India is one of the largest emerging markets, a fact reflected by its almost 9.1 percent weight in the MSCI Emerging Markets Index, making it the fourth-largest country weight in that widely followed benchmark.
Like other large emerging markets, such as Brazil, China and Russia, India is home to a wide assortment of state-owned enterprises (SOEs), or companies that are majority controlled by the government. Many traditional, large-cap India exchange traded funds feature significant exposure to those companies, but a new fund takes a different approach.
The WisdomTree India ex-State-Owned Enterprises Fund IXSE debuted Thursday as the newest U.S.-listed India ETF.
Why It's Important
As its name implies, IXSE excludes Indian SOEs. IXSE's underlying index, the WisdomTree India ex-State-Owned Enterprises Index, defines those companies as firms in which government ownership exceeds 20 percent of shares outstanding.
The concept of excluding SOEs in emerging markets ETFs isn't new for New York-based WisdomTree. The firm also offers the $148.33 million WisdomTree China ex-State-Owned Enterprises Fund CXSE and the $312.33 million WisdomTree Emerging Markets ex-State-Owned Enterprises Fund XSOE.
“By excluding SOEs, IXSE potentially provides an alternative way to gain beta exposure to the private sector companies in India and excludes unprofitable banks and financial firms,” said WisdomTree in a statement.

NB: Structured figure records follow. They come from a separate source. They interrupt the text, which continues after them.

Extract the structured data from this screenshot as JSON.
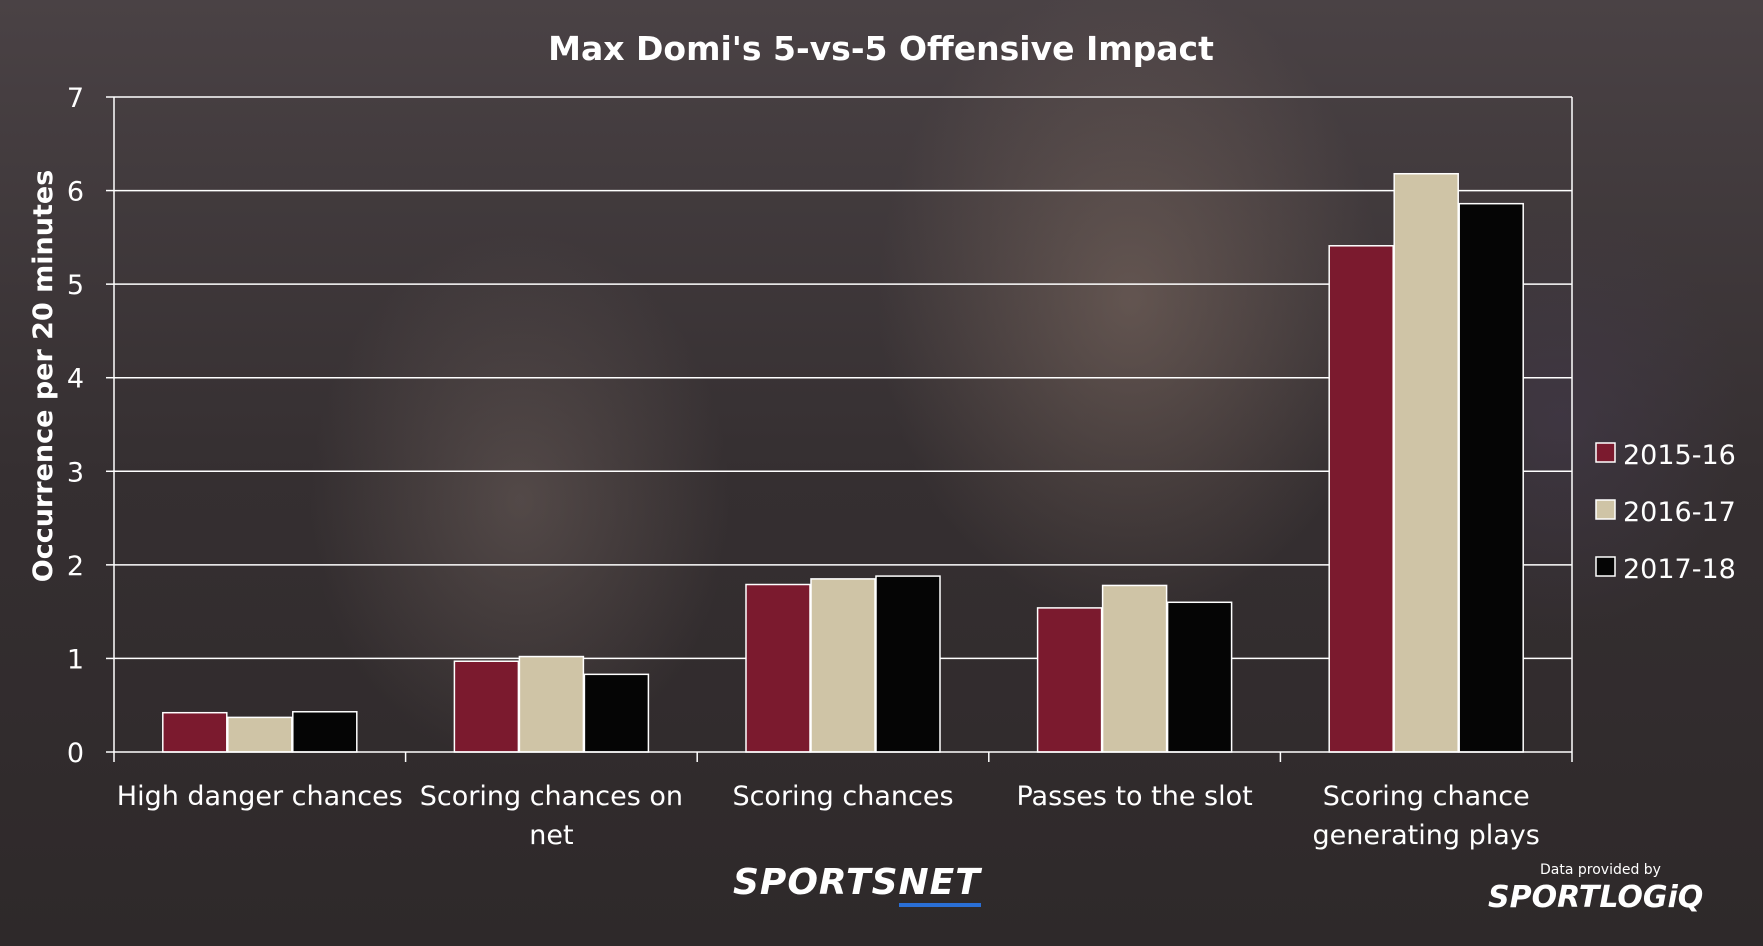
{
  "chart_data": {
    "type": "bar",
    "title": "Max Domi's 5-vs-5 Offensive Impact",
    "xlabel": "",
    "ylabel": "Occurrence per 20 minutes",
    "ylim": [
      0,
      7
    ],
    "yticks": [
      "0",
      "1",
      "2",
      "3",
      "4",
      "5",
      "6",
      "7"
    ],
    "grid": true,
    "legend_position": "right",
    "categories": [
      "High danger chances",
      "Scoring chances on net",
      "Scoring chances",
      "Passes to the slot",
      "Scoring chance generating plays"
    ],
    "category_lines": [
      [
        "High danger chances"
      ],
      [
        "Scoring chances on",
        "net"
      ],
      [
        "Scoring chances"
      ],
      [
        "Passes to the slot"
      ],
      [
        "Scoring chance",
        "generating plays"
      ]
    ],
    "series": [
      {
        "name": "2015-16",
        "color": "#7b1a2e",
        "values": [
          0.42,
          0.97,
          1.79,
          1.54,
          5.41
        ]
      },
      {
        "name": "2016-17",
        "color": "#cfc4a6",
        "values": [
          0.37,
          1.02,
          1.85,
          1.78,
          6.18
        ]
      },
      {
        "name": "2017-18",
        "color": "#050505",
        "values": [
          0.43,
          0.83,
          1.88,
          1.6,
          5.86
        ]
      }
    ]
  },
  "branding": {
    "sportsnet_a": "SPORTS",
    "sportsnet_b": "NET",
    "credit": "Data provided by",
    "sportlogiq": "SPORTLOGiQ"
  }
}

The new IXSE allocates over 38 percent of its combined weight to the technology and consumer discretionary sectors while financial services stocks represent 13.11 percent of the new fund's weight. That's well below the 24.65 percent weight to financial stocks found in the MSCI India Index. That India benchmark devotes just 26.4 percent of its combined weight to technology and consumer cyclical stocks.

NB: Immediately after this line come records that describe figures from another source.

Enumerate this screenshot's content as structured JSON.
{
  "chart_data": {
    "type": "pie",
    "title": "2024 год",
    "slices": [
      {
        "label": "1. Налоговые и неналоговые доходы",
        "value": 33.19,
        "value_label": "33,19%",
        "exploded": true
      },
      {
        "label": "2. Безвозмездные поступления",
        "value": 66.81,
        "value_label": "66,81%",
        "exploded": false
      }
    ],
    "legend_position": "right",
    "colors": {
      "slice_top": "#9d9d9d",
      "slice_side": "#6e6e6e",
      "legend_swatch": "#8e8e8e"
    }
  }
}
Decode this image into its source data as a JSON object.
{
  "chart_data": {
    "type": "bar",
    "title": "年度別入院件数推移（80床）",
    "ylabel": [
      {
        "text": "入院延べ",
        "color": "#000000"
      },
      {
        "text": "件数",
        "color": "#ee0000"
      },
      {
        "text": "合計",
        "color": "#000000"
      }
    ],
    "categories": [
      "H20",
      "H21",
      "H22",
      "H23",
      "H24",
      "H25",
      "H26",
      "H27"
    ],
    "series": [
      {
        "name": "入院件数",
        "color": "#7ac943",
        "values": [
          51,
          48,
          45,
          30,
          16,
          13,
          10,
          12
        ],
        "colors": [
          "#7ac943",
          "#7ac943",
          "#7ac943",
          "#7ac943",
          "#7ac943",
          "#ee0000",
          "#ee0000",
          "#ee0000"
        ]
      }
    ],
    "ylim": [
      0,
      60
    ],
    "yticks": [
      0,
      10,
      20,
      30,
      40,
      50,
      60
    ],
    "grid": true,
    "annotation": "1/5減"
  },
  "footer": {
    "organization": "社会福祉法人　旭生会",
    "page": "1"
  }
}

Time will tell what comes of IXSE, but some evidence suggests excluding SOEs is a rewarding emerging markets strategy. For example, the aforementioned XSOE is beating the MSCI Emerging Markets Index over the past year.
Additionally, WisdomTree has experience with India ETFs. The $1.35 billion WisdomTree India Earnings Fund EPI is one of the largest India ETFs trading in the U.S.
The new IXSE charges 0.58 percent per year, or $58 on a $10,000 investment. That fee is potential advantage for IXSE as it makes the new fund one of the least expensive India ETFs in the U.S.